The other big point of leverage is fossil fuel use.  Fossil fuels are exactly what has allowed our economies to  grow and they have done this by fueling the rapid acceleration of throughput.  This acceleration is at the heart of what is causing global warming and mass extinctions.  

One of the least difficult, but most significant things we could do to change this destructive spiral is to accompany our children to school, either by walking or by cycling, rather than driving them.   And if that is not physically possible consider moving to a community where it is safe to walk or cycle to school.   It is an opportunity to let our children  be more active and self-sufficient.  The results will be healthier adults and a healthier society.  
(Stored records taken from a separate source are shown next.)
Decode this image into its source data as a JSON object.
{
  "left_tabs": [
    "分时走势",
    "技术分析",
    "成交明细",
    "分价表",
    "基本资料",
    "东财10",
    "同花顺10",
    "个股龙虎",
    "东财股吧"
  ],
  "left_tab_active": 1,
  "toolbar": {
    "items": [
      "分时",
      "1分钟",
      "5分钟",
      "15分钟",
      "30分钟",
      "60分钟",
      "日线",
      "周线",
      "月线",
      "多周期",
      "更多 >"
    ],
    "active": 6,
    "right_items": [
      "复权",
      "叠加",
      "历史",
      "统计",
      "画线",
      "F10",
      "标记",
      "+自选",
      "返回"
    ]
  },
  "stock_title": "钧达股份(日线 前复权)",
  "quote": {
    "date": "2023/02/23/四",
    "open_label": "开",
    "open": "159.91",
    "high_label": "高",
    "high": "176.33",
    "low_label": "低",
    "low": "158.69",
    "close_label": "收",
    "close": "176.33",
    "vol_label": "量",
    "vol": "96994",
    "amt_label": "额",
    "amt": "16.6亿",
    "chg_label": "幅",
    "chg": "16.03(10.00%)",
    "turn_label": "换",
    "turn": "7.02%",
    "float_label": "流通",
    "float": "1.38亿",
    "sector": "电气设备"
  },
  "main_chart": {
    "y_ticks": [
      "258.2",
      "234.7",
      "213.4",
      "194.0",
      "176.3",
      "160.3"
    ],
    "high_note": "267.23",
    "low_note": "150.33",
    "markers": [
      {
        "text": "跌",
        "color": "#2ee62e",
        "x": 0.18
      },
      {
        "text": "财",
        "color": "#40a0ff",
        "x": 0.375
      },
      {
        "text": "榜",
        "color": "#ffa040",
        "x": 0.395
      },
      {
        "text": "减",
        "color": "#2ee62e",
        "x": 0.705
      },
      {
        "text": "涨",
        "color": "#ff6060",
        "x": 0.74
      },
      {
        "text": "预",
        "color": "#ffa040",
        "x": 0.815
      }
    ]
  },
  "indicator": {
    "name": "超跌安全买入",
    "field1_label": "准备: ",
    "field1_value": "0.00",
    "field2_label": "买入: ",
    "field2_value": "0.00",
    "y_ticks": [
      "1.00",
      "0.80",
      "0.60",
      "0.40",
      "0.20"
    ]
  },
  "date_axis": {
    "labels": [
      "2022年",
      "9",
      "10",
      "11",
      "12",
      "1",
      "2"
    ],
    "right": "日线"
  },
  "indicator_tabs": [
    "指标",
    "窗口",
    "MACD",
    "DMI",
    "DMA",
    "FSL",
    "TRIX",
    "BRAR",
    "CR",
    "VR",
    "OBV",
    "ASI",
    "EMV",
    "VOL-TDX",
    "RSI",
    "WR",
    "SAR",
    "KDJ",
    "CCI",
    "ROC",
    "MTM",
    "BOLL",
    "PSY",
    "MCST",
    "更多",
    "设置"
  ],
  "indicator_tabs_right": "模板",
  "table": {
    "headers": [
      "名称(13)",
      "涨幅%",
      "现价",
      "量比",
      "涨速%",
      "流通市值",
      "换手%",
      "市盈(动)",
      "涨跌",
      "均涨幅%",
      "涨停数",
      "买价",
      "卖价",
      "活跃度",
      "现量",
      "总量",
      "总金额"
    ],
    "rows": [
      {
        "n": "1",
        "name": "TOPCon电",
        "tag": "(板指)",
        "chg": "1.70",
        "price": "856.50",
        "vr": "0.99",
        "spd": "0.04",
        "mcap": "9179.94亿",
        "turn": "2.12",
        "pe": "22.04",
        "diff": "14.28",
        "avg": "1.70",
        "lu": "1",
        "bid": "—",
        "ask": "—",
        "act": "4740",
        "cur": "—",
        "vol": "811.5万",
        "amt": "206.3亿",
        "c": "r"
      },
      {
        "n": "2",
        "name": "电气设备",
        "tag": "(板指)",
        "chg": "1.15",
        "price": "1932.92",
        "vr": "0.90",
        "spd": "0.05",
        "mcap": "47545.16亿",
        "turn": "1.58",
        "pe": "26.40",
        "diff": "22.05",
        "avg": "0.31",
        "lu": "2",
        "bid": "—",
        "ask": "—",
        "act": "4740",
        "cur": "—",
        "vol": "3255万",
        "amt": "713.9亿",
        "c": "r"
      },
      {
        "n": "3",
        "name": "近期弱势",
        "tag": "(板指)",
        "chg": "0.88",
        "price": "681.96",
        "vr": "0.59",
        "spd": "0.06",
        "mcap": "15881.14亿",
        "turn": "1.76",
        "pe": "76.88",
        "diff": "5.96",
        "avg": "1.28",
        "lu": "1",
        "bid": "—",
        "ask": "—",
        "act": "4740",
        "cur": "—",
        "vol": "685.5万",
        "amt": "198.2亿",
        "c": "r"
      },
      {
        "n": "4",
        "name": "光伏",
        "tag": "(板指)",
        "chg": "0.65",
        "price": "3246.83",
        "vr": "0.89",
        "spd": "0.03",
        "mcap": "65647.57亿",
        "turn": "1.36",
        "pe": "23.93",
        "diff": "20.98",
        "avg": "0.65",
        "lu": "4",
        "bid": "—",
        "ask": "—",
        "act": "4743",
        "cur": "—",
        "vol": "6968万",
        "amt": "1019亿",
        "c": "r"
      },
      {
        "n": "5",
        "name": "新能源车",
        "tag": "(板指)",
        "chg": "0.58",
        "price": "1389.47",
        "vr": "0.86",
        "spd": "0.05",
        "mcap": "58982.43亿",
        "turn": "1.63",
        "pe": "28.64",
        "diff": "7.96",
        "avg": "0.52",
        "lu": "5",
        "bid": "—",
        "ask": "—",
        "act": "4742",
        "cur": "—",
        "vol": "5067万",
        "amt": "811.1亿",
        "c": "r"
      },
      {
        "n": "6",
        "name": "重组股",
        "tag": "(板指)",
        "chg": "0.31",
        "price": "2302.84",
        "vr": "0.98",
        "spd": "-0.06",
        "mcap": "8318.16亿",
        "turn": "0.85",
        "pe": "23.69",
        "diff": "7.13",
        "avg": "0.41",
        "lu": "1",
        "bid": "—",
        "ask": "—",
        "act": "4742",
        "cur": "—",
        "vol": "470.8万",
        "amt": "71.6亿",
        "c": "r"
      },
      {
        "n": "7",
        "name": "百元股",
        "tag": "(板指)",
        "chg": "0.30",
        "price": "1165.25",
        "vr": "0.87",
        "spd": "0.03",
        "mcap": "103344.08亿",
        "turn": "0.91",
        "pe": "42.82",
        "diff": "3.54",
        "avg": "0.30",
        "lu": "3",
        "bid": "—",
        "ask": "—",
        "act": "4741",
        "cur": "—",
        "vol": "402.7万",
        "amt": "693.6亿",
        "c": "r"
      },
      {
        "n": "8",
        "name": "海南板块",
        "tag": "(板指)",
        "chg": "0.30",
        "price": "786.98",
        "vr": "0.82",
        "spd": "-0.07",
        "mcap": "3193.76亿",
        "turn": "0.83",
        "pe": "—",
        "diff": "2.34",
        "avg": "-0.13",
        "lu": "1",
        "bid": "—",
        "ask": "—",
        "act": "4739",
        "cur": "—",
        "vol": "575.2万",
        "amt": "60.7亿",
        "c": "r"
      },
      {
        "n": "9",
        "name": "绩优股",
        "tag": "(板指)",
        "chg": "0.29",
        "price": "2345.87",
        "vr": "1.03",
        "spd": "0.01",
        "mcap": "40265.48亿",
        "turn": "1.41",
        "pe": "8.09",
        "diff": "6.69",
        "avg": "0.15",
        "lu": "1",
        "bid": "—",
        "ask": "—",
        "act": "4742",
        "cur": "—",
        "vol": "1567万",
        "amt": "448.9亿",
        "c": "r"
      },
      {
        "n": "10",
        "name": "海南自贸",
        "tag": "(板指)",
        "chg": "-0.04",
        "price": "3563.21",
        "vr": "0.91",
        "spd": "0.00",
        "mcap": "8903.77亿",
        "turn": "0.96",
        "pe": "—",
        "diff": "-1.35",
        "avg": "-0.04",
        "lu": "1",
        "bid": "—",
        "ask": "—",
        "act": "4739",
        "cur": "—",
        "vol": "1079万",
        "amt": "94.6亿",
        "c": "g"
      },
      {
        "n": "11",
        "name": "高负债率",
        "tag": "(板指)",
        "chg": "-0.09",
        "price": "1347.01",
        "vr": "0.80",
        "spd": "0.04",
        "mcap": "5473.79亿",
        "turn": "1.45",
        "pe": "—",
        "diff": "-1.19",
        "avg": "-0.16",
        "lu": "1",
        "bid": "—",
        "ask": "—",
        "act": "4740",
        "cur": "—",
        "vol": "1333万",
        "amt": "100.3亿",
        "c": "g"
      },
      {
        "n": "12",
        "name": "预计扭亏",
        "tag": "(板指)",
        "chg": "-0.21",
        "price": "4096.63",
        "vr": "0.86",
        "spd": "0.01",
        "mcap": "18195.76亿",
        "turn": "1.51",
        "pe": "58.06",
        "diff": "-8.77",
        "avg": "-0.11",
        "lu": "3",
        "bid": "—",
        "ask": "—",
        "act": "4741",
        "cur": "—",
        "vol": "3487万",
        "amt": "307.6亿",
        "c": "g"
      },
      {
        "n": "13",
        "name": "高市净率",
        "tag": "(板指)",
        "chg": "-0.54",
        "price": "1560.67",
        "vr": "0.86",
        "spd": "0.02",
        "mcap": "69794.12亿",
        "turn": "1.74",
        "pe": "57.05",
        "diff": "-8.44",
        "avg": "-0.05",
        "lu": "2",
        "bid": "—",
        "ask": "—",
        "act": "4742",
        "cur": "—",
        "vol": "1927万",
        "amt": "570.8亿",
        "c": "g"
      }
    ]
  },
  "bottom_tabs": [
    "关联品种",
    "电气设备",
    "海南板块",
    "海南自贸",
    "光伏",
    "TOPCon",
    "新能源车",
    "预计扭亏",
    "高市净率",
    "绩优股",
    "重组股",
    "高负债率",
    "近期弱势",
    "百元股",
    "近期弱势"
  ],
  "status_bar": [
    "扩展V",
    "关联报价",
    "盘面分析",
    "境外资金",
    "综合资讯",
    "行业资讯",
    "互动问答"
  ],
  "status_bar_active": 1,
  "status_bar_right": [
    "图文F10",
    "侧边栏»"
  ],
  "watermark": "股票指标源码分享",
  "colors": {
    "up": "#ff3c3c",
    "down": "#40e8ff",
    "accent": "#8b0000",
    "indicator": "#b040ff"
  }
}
Our dependence on fossil fuels is a terrible trap that is slowly choking the life out of this planet. There should be massive dis-incentives to fossil-fuel use.  A carbon tax, should be put on all fossil fuels at the well-head or in the coal mine.  All subsidies to the fossil fuel industries should be eliminated.  It is, after all, the richest industry on the planet and can survive very well without subsidies.

There are many unacknowledged costs to economic growth and fossil fuel use. For example, destruction of clean water by fossil fuel extraction and processing.  The greater risks of cancer from being downstream of tar sands oil extraction or nuclear plant disasters.   The increase in respiratory ailments due to particulate matter and toxic byproduct from burning fossil fuels.  The loss of our physical health from our overuse of motor vehicles and subsequent  lack of exercise.  Our loss of mental health and the destruction of once viable communities  due to the  Increasing isolation and excessive individualism of consumer, suburban, automobile culture. I’m only highlighting a few of the costs. And others could list many more.
 
Unfortunately our political and ideological systems are fixated on seeing economic growth as the only way forward.  This almost religious tendency -  to see growth as our salvation, is having the bizarre consequence of leading our political and economic elite to embed themselves with the fossil fuel industry.

It’s a big mistake to leave economic planning up to our political leaders.    We should All participate in planning a new economic system.